Scaffolding metal gives back what it takes
Scaffolding is made from steel or an aluminium alloy that is strong and lightweight. While both metals take a lot of water and heat – and so power – to make, they give back a great deal in both what they accomplish and how they increase safety. Scaffolding is absolutely essential when it comes to erecting buildings or maintaining plants & gardens. The job simply could not be done without scaffolding to climb up and support the workers, tools and building products.
It is recyclable and reusable
Being metal, scaffolding is also 100% recyclable. When it is taken down from a finished building it can either be reused for another building, or melted down to form more product, or even a different product. Steel is 100% recyclable and has the advantage that there is no downgrading of recycled parts. Steel is steel and so is a strong metal no matter how many times it is recycled.
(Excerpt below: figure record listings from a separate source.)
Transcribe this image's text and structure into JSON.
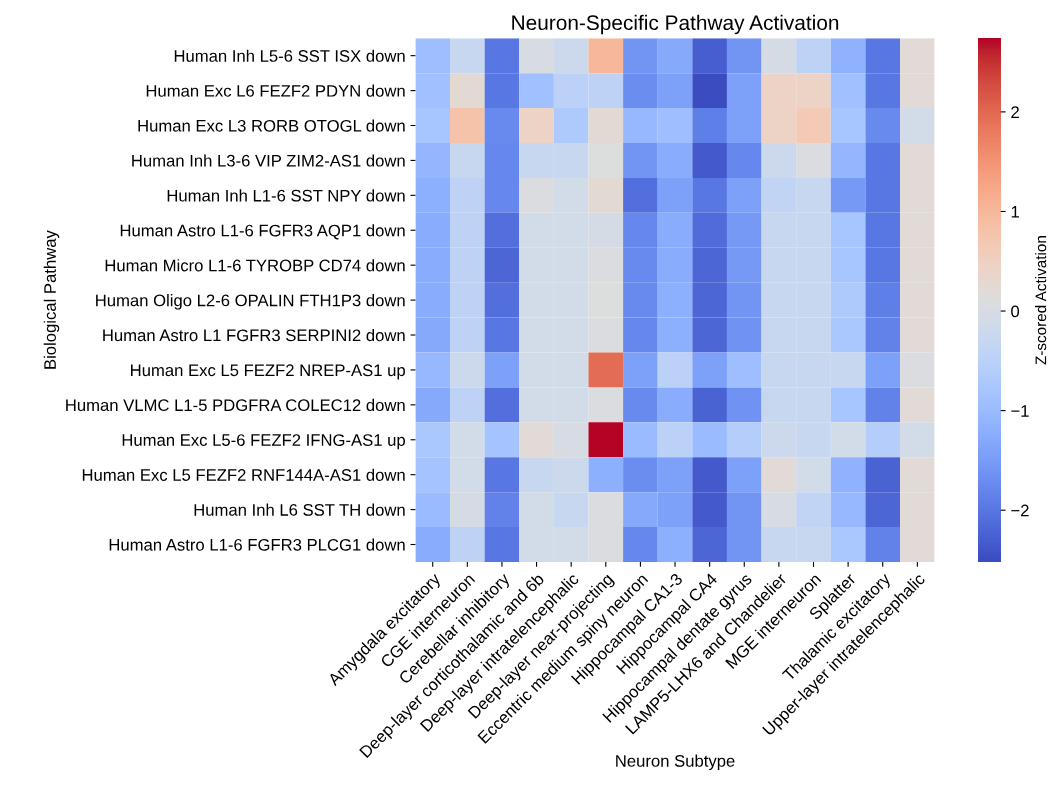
{
  "chart_data": {
    "type": "heatmap",
    "title": "Neuron-Specific Pathway Activation",
    "xlabel": "Neuron Subtype",
    "ylabel": "Biological Pathway",
    "clabel": "Z-scored Activation",
    "categories": [
      "Amygdala excitatory",
      "CGE interneuron",
      "Cerebellar inhibitory",
      "Deep-layer corticothalamic and 6b",
      "Deep-layer intratelencephalic",
      "Deep-layer near-projecting",
      "Eccentric medium spiny neuron",
      "Hippocampal CA1-3",
      "Hippocampal CA4",
      "Hippocampal dentate gyrus",
      "LAMP5-LHX6 and Chandelier",
      "MGE interneuron",
      "Splatter",
      "Thalamic excitatory",
      "Upper-layer intratelencephalic"
    ],
    "y_categories": [
      "Human Inh L5-6 SST ISX down",
      "Human Exc L6 FEZF2 PDYN down",
      "Human Exc L3 RORB OTOGL down",
      "Human Inh L3-6 VIP ZIM2-AS1 down",
      "Human Inh L1-6 SST NPY down",
      "Human Astro L1-6 FGFR3 AQP1 down",
      "Human Micro L1-6 TYROBP CD74 down",
      "Human Oligo L2-6 OPALIN FTH1P3 down",
      "Human Astro L1 FGFR3 SERPINI2 down",
      "Human Exc L5 FEZF2 NREP-AS1 up",
      "Human VLMC L1-5 PDGFRA COLEC12 down",
      "Human Exc L5-6 FEZF2 IFNG-AS1 up",
      "Human Exc L5 FEZF2 RNF144A-AS1 down",
      "Human Inh L6 SST TH down",
      "Human Astro L1-6 FGFR3 PLCG1 down"
    ],
    "cells": [
      [
        -0.95,
        -0.3,
        -2.0,
        0.0,
        -0.2,
        1.0,
        -1.6,
        -1.3,
        -2.3,
        -1.6,
        -0.05,
        -0.45,
        -1.15,
        -2.0,
        0.2
      ],
      [
        -0.9,
        0.25,
        -2.0,
        -0.9,
        -0.5,
        -0.45,
        -1.7,
        -1.45,
        -2.5,
        -1.45,
        0.45,
        0.45,
        -0.9,
        -2.0,
        0.2
      ],
      [
        -0.8,
        0.8,
        -1.75,
        0.45,
        -0.7,
        0.25,
        -1.05,
        -0.95,
        -1.9,
        -1.45,
        0.45,
        0.65,
        -0.8,
        -1.75,
        -0.1
      ],
      [
        -1.1,
        -0.3,
        -1.8,
        -0.3,
        -0.3,
        0.1,
        -1.6,
        -1.25,
        -2.35,
        -1.8,
        -0.2,
        0.05,
        -1.1,
        -2.0,
        0.2
      ],
      [
        -1.2,
        -0.45,
        -1.8,
        0.05,
        -0.1,
        0.25,
        -2.1,
        -1.45,
        -2.0,
        -1.45,
        -0.4,
        -0.3,
        -1.55,
        -2.0,
        0.2
      ],
      [
        -1.25,
        -0.45,
        -2.1,
        -0.1,
        -0.1,
        -0.05,
        -1.8,
        -1.25,
        -2.15,
        -1.55,
        -0.3,
        -0.3,
        -0.8,
        -2.0,
        0.2
      ],
      [
        -1.25,
        -0.45,
        -2.2,
        -0.1,
        -0.1,
        0.05,
        -1.75,
        -1.25,
        -2.2,
        -1.55,
        -0.3,
        -0.3,
        -0.8,
        -2.0,
        0.2
      ],
      [
        -1.25,
        -0.45,
        -2.1,
        -0.1,
        -0.1,
        0.1,
        -1.75,
        -1.2,
        -2.2,
        -1.6,
        -0.3,
        -0.3,
        -0.7,
        -1.9,
        0.2
      ],
      [
        -1.3,
        -0.45,
        -2.0,
        -0.1,
        -0.1,
        0.05,
        -1.8,
        -1.2,
        -2.2,
        -1.65,
        -0.3,
        -0.3,
        -0.75,
        -1.85,
        0.2
      ],
      [
        -1.05,
        -0.2,
        -1.45,
        -0.1,
        -0.1,
        1.95,
        -1.45,
        -0.5,
        -1.45,
        -0.95,
        -0.3,
        -0.3,
        -0.3,
        -1.45,
        0.05
      ],
      [
        -1.3,
        -0.45,
        -2.1,
        -0.1,
        -0.1,
        0.05,
        -1.75,
        -1.25,
        -2.25,
        -1.65,
        -0.3,
        -0.3,
        -0.8,
        -1.85,
        0.2
      ],
      [
        -0.75,
        -0.1,
        -0.85,
        0.2,
        0.0,
        2.74,
        -1.0,
        -0.5,
        -1.0,
        -0.6,
        -0.2,
        -0.3,
        -0.1,
        -0.6,
        -0.1
      ],
      [
        -0.85,
        -0.1,
        -2.0,
        -0.3,
        -0.2,
        -1.2,
        -1.7,
        -1.45,
        -2.35,
        -1.45,
        0.2,
        -0.1,
        -1.15,
        -2.25,
        0.2
      ],
      [
        -1.0,
        -0.05,
        -1.85,
        -0.1,
        -0.3,
        0.05,
        -1.3,
        -1.45,
        -2.35,
        -1.6,
        0.0,
        -0.4,
        -1.05,
        -2.2,
        0.2
      ],
      [
        -1.25,
        -0.45,
        -2.0,
        -0.1,
        -0.1,
        0.05,
        -1.8,
        -1.2,
        -2.2,
        -1.6,
        -0.3,
        -0.3,
        -0.75,
        -1.85,
        0.2
      ]
    ],
    "clim": [
      -2.52,
      2.74
    ],
    "cticks": [
      -2,
      -1,
      0,
      1,
      2
    ]
  }
}
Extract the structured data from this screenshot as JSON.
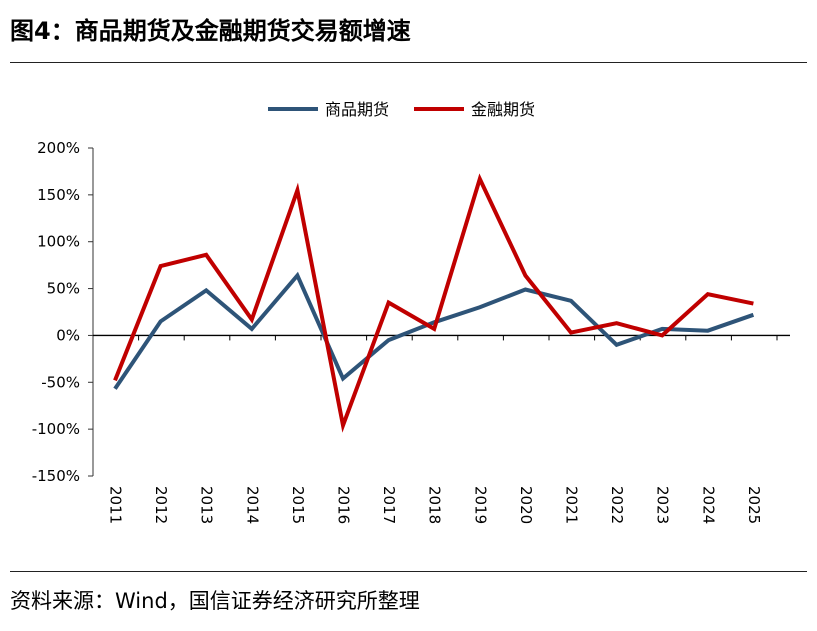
{
  "title": "图4：商品期货及金融期货交易额增速",
  "source": "资料来源：Wind，国信证券经济研究所整理",
  "chart_data": {
    "type": "line",
    "categories": [
      "2011",
      "2012",
      "2013",
      "2014",
      "2015",
      "2016",
      "2017",
      "2018",
      "2019",
      "2020",
      "2021",
      "2022",
      "2023",
      "2024",
      "2025"
    ],
    "series": [
      {
        "name": "商品期货",
        "color": "#2e5478",
        "values": [
          -57,
          15,
          48,
          7,
          64,
          -46,
          -5,
          14,
          30,
          49,
          37,
          -10,
          7,
          5,
          22
        ]
      },
      {
        "name": "金融期货",
        "color": "#c00000",
        "values": [
          -48,
          74,
          86,
          17,
          155,
          -96,
          35,
          7,
          167,
          64,
          3,
          13,
          0,
          44,
          34
        ]
      }
    ],
    "yticks": [
      "200%",
      "150%",
      "100%",
      "50%",
      "0%",
      "-50%",
      "-100%",
      "-150%"
    ],
    "ylim": [
      -150,
      200
    ],
    "legend_position": "top-center",
    "grid": false
  }
}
Scaffolding can often be reused without being melted down since there is always the need for scaffolding and not every building requires unique and specific scaffolding. Some can use generic scaffolding that has been used on other building sites.
It saves timber
Once all scaffolding was made from timber. In fact, it is thought that the pyramids were built using timber scaffolding. This was certainly not environmentally friendly, but in those days such things were not even heard of. There was plenty of timber and no one had any thoughts about it one day becoming scarce. Then around the 1920s, metal rods started to replace the timber and steel scaffolding was born.
It quickly became the more popular option because of its superior strength and lighter weight, especially once aluminium alloys were invented. Nowadays, timber is rarely used as scaffolding, so steel scaffolding has certainly saved a lot of trees from extinction.
Bricklayers scaffolding may still have timber in it, but it is small compared to other types of scaffolding, so not much timber is used. If timber is used in other types of scaffolding, it usually isn’t as much as the steel component.
Scaffolding is one of those things that cannot be done without, no matter what it is made from. The choice of material has to be made for the safety of the people using it and ease and speed of erecting it as much as for any sustainable reasons.